Never gratuitous, the story is full of nuance and compassion for its cast of flawed characters – from Hedda’s parents and sister to the boy who lives alone in the next door flat, and from Hedda’s counsellor to the other girls from the unit and the expectant mums Hedda’s path crosses. Sensitive and careful, it minimises none of the characters’ responsibility for their choices while never condemning people for struggling with difficult circumstances. It’s a story that consistently withholds judgement and, instead, offers the reader a window on an interconnected series of all too real lives. We see what people do, why and where it leads, but we’re never told what to think or feel about it. This is my favourite type of contemporary YA novel – one that leaves space for me as the reader to think for myself and come to my own conclusions about the social, moral and psychological issues at stake.

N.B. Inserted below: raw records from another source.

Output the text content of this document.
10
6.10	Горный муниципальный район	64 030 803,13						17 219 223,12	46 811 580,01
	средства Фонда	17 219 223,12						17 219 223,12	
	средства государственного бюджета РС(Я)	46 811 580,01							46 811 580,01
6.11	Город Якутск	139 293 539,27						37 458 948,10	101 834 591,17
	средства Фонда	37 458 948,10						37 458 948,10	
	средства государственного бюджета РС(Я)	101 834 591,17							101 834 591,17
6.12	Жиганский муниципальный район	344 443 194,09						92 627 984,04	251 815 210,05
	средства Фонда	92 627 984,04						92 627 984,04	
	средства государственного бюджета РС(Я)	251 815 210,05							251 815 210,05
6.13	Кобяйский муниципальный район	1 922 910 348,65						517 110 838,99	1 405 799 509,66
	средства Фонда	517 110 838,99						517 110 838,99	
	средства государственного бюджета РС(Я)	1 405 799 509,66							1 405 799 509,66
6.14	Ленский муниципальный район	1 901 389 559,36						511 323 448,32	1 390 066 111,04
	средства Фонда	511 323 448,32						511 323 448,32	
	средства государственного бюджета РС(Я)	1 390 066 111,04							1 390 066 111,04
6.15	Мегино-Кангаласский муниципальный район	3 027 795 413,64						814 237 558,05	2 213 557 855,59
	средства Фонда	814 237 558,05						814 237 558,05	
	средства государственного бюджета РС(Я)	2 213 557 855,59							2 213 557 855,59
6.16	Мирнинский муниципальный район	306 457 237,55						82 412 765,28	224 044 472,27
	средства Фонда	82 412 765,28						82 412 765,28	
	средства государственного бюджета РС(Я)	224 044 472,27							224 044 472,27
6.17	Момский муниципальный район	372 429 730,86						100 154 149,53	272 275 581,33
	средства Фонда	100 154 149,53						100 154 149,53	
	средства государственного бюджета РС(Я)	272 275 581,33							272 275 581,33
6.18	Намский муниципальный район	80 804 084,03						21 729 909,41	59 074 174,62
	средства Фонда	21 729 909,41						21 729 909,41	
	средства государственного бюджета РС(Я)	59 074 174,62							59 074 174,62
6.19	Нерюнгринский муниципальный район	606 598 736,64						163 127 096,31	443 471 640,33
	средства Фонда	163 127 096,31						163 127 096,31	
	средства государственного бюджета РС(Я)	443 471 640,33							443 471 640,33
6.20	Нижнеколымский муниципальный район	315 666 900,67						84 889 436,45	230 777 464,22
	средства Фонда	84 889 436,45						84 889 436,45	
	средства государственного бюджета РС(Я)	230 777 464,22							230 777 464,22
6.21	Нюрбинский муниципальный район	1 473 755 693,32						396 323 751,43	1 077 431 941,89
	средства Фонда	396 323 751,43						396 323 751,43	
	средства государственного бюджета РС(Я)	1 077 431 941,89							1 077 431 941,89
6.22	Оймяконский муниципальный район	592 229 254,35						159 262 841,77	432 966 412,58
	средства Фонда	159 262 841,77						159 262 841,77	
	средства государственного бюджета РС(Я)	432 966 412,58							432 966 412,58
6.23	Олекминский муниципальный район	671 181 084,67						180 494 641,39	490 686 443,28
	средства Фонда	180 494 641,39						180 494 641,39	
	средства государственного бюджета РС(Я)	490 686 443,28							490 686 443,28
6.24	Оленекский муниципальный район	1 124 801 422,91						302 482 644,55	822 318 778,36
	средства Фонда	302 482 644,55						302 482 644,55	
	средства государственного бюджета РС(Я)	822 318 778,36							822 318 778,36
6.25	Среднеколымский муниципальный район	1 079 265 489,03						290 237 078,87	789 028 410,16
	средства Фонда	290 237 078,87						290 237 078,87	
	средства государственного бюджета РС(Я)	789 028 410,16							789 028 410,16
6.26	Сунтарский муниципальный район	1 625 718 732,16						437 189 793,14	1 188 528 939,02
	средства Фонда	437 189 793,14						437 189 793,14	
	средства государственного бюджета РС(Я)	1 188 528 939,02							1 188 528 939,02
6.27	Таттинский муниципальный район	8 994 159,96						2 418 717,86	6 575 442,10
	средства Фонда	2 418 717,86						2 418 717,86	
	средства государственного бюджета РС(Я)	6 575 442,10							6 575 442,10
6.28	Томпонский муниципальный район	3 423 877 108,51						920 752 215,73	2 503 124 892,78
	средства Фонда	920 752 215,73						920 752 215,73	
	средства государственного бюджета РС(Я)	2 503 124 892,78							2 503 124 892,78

The portrayal of the difficulties of surviving on benefits – and the patchiness of support and resources for teens like Hedda who can’t or won’t live at home – is particularly timely. We see how excellent some of the support is, but also why Hedda often can’t take advantage of it, sometimes because of failures in other areas – and sometimes because she hasn’t yet found the resources in herself to take charge of her life. It’s a very clever picture of how a teenager can slowly find her own way past difficulties within and without to start to see who she will become as an adult.
Walking with Hedda through her story, we understand why she is struggling and why she doesn’t have the resources she needs (both physical and mental) to make the most of her life. How do young people learn to be self-sufficient, especially when their parents, while not pure evil, are anything but perfect and haven’t given them the support they need to learn those skills? How do you find the strength to grow into a hopeful adult when much of your childhood has been filled with despair? It’s very much a coming-of-age story, but one that looks at how young people can bridge seemingly impassable gaps between who they are and who they want to be if they’re to have a future worth living.